Die Beschwerdeführer haben zu 1. dem Bund Aufwendungen in der Höhe von insgesamt S 2.760,-- zu gleichen Teilen binnen zwei Wochen bei sonstiger Exekution zu ersetzen.

Das Land Oberösterreich hat weiters zu 2. und 3. dem Bund Aufwendungen in der Höhe von je S 2.760,-- (zusammen daher S 5.520,--) binnen zwei Wochen bei sonstiger Exekution zu ersetzen.

Begründung

Zu 1. und 2.:

Aus den mit den vorgelegten Verwaltungsakten und den beim Verwaltungsgerichtshof im Sinn des § 45 Abs. 1 AVG 1950 offenkundigen Entscheidungsgründen des Urteiles des Obersten Gerichtshofes vom 8. Juli 1986, AZ 5 Ob 537/86, übereinstimmenden Darstellungen des Sachverhaltes (§ 28 Abs. 1 Z. 3 VwGG) in diesen Beschwerden, deren Behandlung der Verfassungsgerichtshof je mit Beschluß vom 19. März 1987, (1. B 19/87-4 und 2. B 1106/86-6) - mit gleichzeitiger Abtretung an den Verwaltungsgerichtshof - abgelehnt hat, ergibt sich im wesentlichen folgendes:

Das Land Oberösterreich hatte beim Handelsgericht Wien am 10. Jänner 1984 gegen die ÖMV Aktiengesellschaft eine Klage eingebracht, und zwar a) mit dem Feststellungsbegehren, daß die zwischen diesen Streitteilen in den Jahren 1965 und 1967 abgeschlossenen Vereinbarungen, auf Grund derer die Beklagte der Klägerin zur Leistung eines bestimmten Förderungszinses in vier in Oberösterreich gelegenen Aufsuchungsgebieten verpflichtet sei, aufrecht bestünden, und b) mit einem diesbezüglichen (zeitlich bestimmten) Begehren, "Ab"rechnung"en" zu legen und den sich aus diesen Abrechnungen ergebenden Betrag binnen 14 Tagen zu zahlen.
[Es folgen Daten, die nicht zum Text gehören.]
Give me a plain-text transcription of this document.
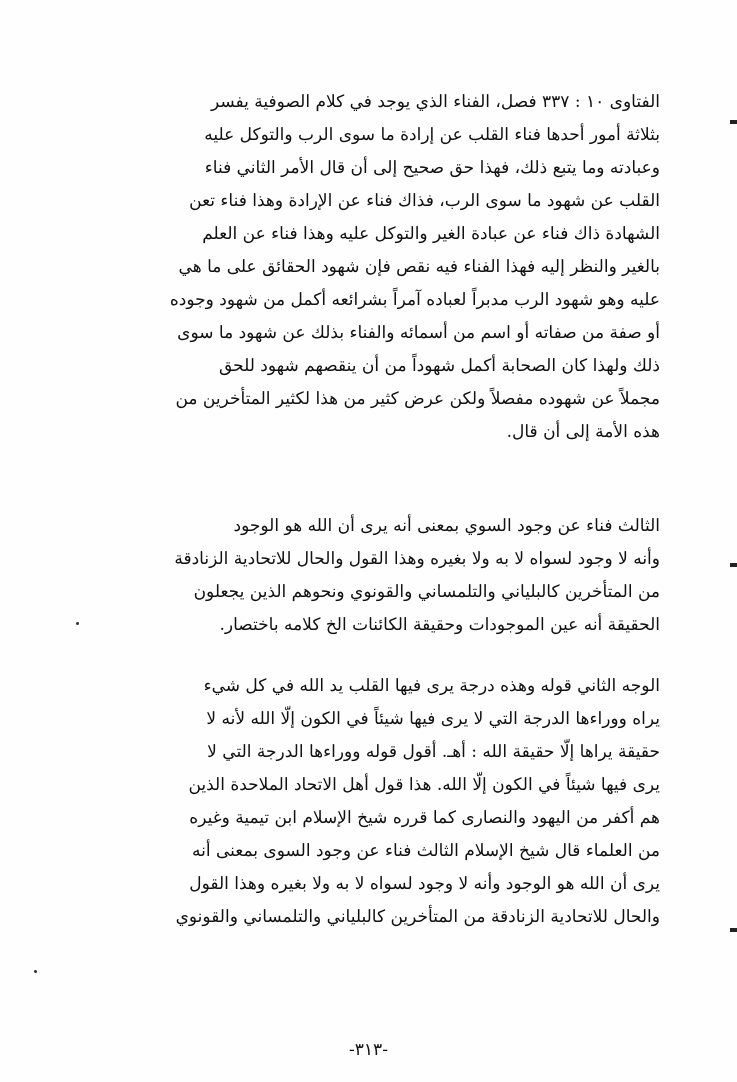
الفتاوى ١٠ : ٣٣٧ فصل، الفناء الذي يوجد في كلام الصوفية يفسر
بثلاثة أمور أحدها فناء القلب عن إرادة ما سوى الرب والتوكل عليه
وعبادته وما يتبع ذلك، فهذا حق صحيح إلى أن قال الأمر الثاني فناء
القلب عن شهود ما سوى الرب، فذاك فناء عن الإرادة وهذا فناء تعن
الشهادة ذاك فناء عن عبادة الغير والتوكل عليه وهذا فناء عن العلم
بالغير والنظر إليه فهذا الفناء فيه نقص فإن شهود الحقائق على ما هي
عليه وهو شهود الرب مدبراً لعباده آمراً بشرائعه أكمل من شهود وجوده
أو صفة من صفاته أو اسم من أسمائه والفناء بذلك عن شهود ما سوى
ذلك ولهذا كان الصحابة أكمل شهوداً من أن ينقصهم شهود للحق
مجملاً عن شهوده مفصلاً ولكن عرض كثير من هذا لكثير المتأخرين من
هذه الأمة إلى أن قال.
الثالث فناء عن وجود السوي بمعنى أنه يرى أن الله هو الوجود
وأنه لا وجود لسواه لا به ولا بغيره وهذا القول والحال للاتحادية الزنادقة
من المتأخرين كالبلياني والتلمساني والقونوي ونحوهم الذين يجعلون
الحقيقة أنه عين الموجودات وحقيقة الكائنات الخ كلامه باختصار.
الوجه الثاني قوله وهذه درجة يرى فيها القلب يد الله في كل شيء
يراه ووراءها الدرجة التي لا يرى فيها شيئاً في الكون إلّا الله لأنه لا
حقيقة يراها إلّا حقيقة الله : أهـ. أقول قوله ووراءها الدرجة التي لا
يرى فيها شيئاً في الكون إلّا الله. هذا قول أهل الاتحاد الملاحدة الذين
هم أكفر من اليهود والنصارى كما قرره شيخ الإسلام ابن تيمية وغيره
من العلماء قال شيخ الإسلام الثالث فناء عن وجود السوى بمعنى أنه
يرى أن الله هو الوجود وأنه لا وجود لسواه لا به ولا بغيره وهذا القول
والحال للاتحادية الزنادقة من المتأخرين كالبلياني والتلمساني والقونوي
-٣١٣-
In dieser Rechtssache war das Land Oberösterreich durch ihren nunmehrigen Vertreter vertreten gewesen und "die Republik Österreich" der Beklagten als Nebenintervenientin beigetreten. Das Klagebegehren war mit Urteil des Handelsgerichtes Wien vom 30. August 1985 abgewiesen worden. Der Revision der Klägerin gegen das ihrer Berufung gegen das angeführte erstinstanzliche Urteil nicht Folge gebende Urteil des Berufungsgerichtes hat der Oberste Gerichtshof mit dem zitierten Urteil nicht Folge gegeben.

Zu 3.:

Aus der mit den vorgelegten Verwaltungs- und den (vom Verwaltungsgerichtshof beigeschafften) Gerichtsakten übereinstimmenden Darstellung des Sachverhaltes in dieser Beschwerde ergibt sich im wesentlichen folgendes:

Das Land Oberösterreich sei am 12. März 1938 Eigentümer mehrerer im Grundbuch der (im Sprengel des BG. Linz gelegenen) KG. Waldegg eingetragenen Liegenschaften gewesen. Grundstücke dieser - und auf Grund gerichtlicher Vergleiche in der Folge auch Grundstücke weiterer Liegenschaften des Landes Oberösterreich - seien zugunsten des Deutschen Reichsschatzes (Deutsche Reichsbahn) zum Zwecke des Baues des geplant gewesenen neuen Personenbahnhofes in Linz enteignet worden. Bis zum Ende des 2. Weltkrieges sei dieser Bau nicht ausgeführt worden. Der Bund, der auf Grund des Staatsvertrages vom 15. Mai 1955 Eigentümer dieser enteigneten Grundstücke geworden sei, habe durch deren schrittweise Veräußerung ab dem Jahre 1956 zum Ausdruck gebracht, offenbar gar nicht daran zu denken, sie dem Enteignungszweck zuzuführen. Hinsichtlich der ihm noch verbliebenen Grundstücke sei auf Grund des Bundesbahngesetzes das Eigentumsrecht der Österreichischen Bundesbahnen im Grundbuch eingetragen worden. Nach der Rechtsprechung des Verfassungsgerichtshofes sei die Aufrechterhaltung einer einmal verfügten Enteignung unzulässig, wenn der Zweck, zu dessen Verwirklichung das Gesetz eine Enteignungsmöglichkeit vorgesehen habe, nicht verwirklicht worden sei. In einem solchen Fall bestehe ein Anspruch des von der Enteignung Betroffenen auf deren Rückgängigmachung. Über den Bestand der oben angeführten gerichtlichen Vergleiche müßten die ordentlichen Gerichte entscheiden.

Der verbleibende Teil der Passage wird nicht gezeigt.